Cronopio

El azar y la epidemia

El Estado resurge, en su razón instrumental, en la epidemia. Es la certeza objetiva frente al miedo y la zozobra; la mano que se siente en la incertidumbre y en la pérdida.

El hombre proviene del azar, pero decide su destino, sugiere Jaques Monod en su célebre ensayo sobre filosofía de la evolución (El azar y la necesidad, 1970). La vida humana no es un proyecto natural o divino, la hija predilecta de la naturaleza o de Dios, sino una probabilidad, un accidente químico, un evento único e irrepetible, sujeto a las contingencias del cambio. Con las teorías darwinistas de la evolución del universo y de los seres vivientes, Monod sostendría que el hombre es heredero de la dualidad "física e ideal", biológica y cultural, de la evolución. Como cualquier otra especie, el hombre es la síntesis de mutaciones determinadas por la adaptación y la sobrevivencia. Pero a diferencia de todas las demás, en las "huellas de su ascendencia" está la aptitud para acumular y proyectar experiencias concretas; para decidir su propio comportamiento más allá del impulso inmediato de la subsistencia. Un ser que crea, selecciona y comparte conscientemente ideas para liberarse de la selección natural, o bien, para autodestruirse.

El Estado es una de esas ideas. Una de tantas convenciones sociales que sirven para corregir el azar o superar la necesidad. Por supuesto que el Estado no es una categoría ideológicamente neutra, ni una realidad inofensiva. El idealismo, por ejemplo, pensó al Estado como ese estadio ético superior que posibilita la máxima realización de los individuos y, desde ahí, se proclamó políticamente su superioridad frente a las personas para instaurar un gran elenco de tiranías. En efecto, muchos de los pasajes más tenebrosos de la historia del hombre han tenido al Estado como protagonista. Pero lo que me interesa resaltar aquí es la razón instrumental que subyace a la idea del Estado como una invención propiamente humana para resolver problemas: su condición de "objeto artificial" configurado por el hombre con vistas a ciertas utilizaciones.

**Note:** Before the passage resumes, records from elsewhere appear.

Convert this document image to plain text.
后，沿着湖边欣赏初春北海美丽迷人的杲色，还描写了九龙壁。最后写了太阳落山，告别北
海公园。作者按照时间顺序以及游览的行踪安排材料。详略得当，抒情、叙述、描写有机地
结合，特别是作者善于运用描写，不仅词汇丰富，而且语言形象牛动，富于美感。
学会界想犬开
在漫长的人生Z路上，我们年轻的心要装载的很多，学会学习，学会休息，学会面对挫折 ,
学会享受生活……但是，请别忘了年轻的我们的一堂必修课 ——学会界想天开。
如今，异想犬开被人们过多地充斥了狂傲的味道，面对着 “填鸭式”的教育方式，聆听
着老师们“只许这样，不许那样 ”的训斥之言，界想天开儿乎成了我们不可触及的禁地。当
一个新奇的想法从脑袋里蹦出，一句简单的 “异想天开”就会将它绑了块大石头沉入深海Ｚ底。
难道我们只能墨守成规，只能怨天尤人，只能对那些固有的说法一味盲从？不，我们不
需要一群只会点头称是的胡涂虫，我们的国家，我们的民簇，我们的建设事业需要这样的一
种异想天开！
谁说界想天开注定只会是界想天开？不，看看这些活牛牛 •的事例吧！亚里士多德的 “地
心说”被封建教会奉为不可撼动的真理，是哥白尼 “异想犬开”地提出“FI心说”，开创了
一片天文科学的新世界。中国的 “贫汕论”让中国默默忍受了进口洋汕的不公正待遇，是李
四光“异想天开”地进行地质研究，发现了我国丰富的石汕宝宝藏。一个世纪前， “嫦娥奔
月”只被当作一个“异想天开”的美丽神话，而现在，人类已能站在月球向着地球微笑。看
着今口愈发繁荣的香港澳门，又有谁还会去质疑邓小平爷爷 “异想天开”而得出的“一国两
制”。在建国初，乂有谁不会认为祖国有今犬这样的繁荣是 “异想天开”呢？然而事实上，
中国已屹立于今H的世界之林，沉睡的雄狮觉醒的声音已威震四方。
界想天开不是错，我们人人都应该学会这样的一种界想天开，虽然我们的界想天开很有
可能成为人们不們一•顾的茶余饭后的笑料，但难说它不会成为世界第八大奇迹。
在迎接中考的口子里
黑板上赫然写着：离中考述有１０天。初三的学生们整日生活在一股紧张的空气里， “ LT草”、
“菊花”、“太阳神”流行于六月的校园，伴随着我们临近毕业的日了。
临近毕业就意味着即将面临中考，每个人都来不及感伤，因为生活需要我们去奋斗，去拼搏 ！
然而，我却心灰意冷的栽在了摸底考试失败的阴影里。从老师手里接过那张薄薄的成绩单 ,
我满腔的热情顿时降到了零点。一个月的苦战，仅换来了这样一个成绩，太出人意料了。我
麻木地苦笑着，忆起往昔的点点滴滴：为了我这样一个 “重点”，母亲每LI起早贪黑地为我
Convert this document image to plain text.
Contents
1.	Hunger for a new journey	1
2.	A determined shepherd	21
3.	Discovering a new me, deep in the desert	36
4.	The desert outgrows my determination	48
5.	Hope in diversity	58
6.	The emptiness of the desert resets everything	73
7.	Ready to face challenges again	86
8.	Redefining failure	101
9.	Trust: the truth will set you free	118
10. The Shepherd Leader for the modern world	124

El resultado de nuestra propia actividad "consciente y proyectiva", como diría Monod.

El Estado resurge, en su razón instrumental, en la epidemia. Es la certeza objetiva frente al miedo y la zozobra. La mano que se siente en la incertidumbre y en la pérdida. La caja de herramientas que aísla y confina, que cura y sepulta, que paraliza y reconstruye. El proyecto globalizador sembró, ciertamente, la intuición de una sociedad humana más allá de las identidades nacionales. Expandió la mecánica de asignación de los mercados fuera de los perímetros territoriales y de las restricciones locales. El cambio tecnológico hizo pensar que la historia había terminado en una sociedad de nubes. Mundializó la información y la comunicación: nuestras experiencias vitales se forman en la inevitable contradicción entre la pertenencia a lo próximo y nuestra conciencia de lo global. Pero el azar, la caprichosa voluntad de la naturaleza y de sus microorganismos, desnudó la fragilidad de nuestras convenciones sociales, de los artefactos diseñados por el hombre para asegurar su subsistencia, de nuestras explicaciones para procesar la angustia y las ansías de respuestas. Nada ha sustituido al Estado en la misión primigenia de proteger a los individuos de la fuerza, de la violencia, que suministran otros hombres o la naturaleza misma.

Parece que la epidemia cambiará el mundo, al menos buena parte de nuestras disciplinas y consensos sociales. En función del éxito de las intervenciones públicas, en algunos casos el Estado se relegitimará como el único proveedor eficaz de seguridad (en su acepción más amplía) frente a sus dos adversarios históricos: la utopía del orden social sin Estado y la pragmática reducción minimalista de su existencia. En otros casos, el Estado será el rostro de la muerte, del fracaso, de la crisis y la pobreza, con las implicaciones y riesgos que esto traiga consigo para la legitimidad de los regímenes democráticos. En cualquier escenario, el Estado será el centro de la acción o el propósito de la demolición.

El hombre, dice Monod en el epílogo sobre la ética del conocimiento con el que cierra aquel ensayo que ganó notoriedad en las barricadas de París en el mayo francés, "sabe al fin que está solo en la inmensidad indiferente del Universo de donde ha emergido por azar. Igual que su destino, su deber no está escrito en ninguna parte. Puede escoger entre el reino y las tinieblas". Esa es la esencia de lo humano. Y también de la libertad.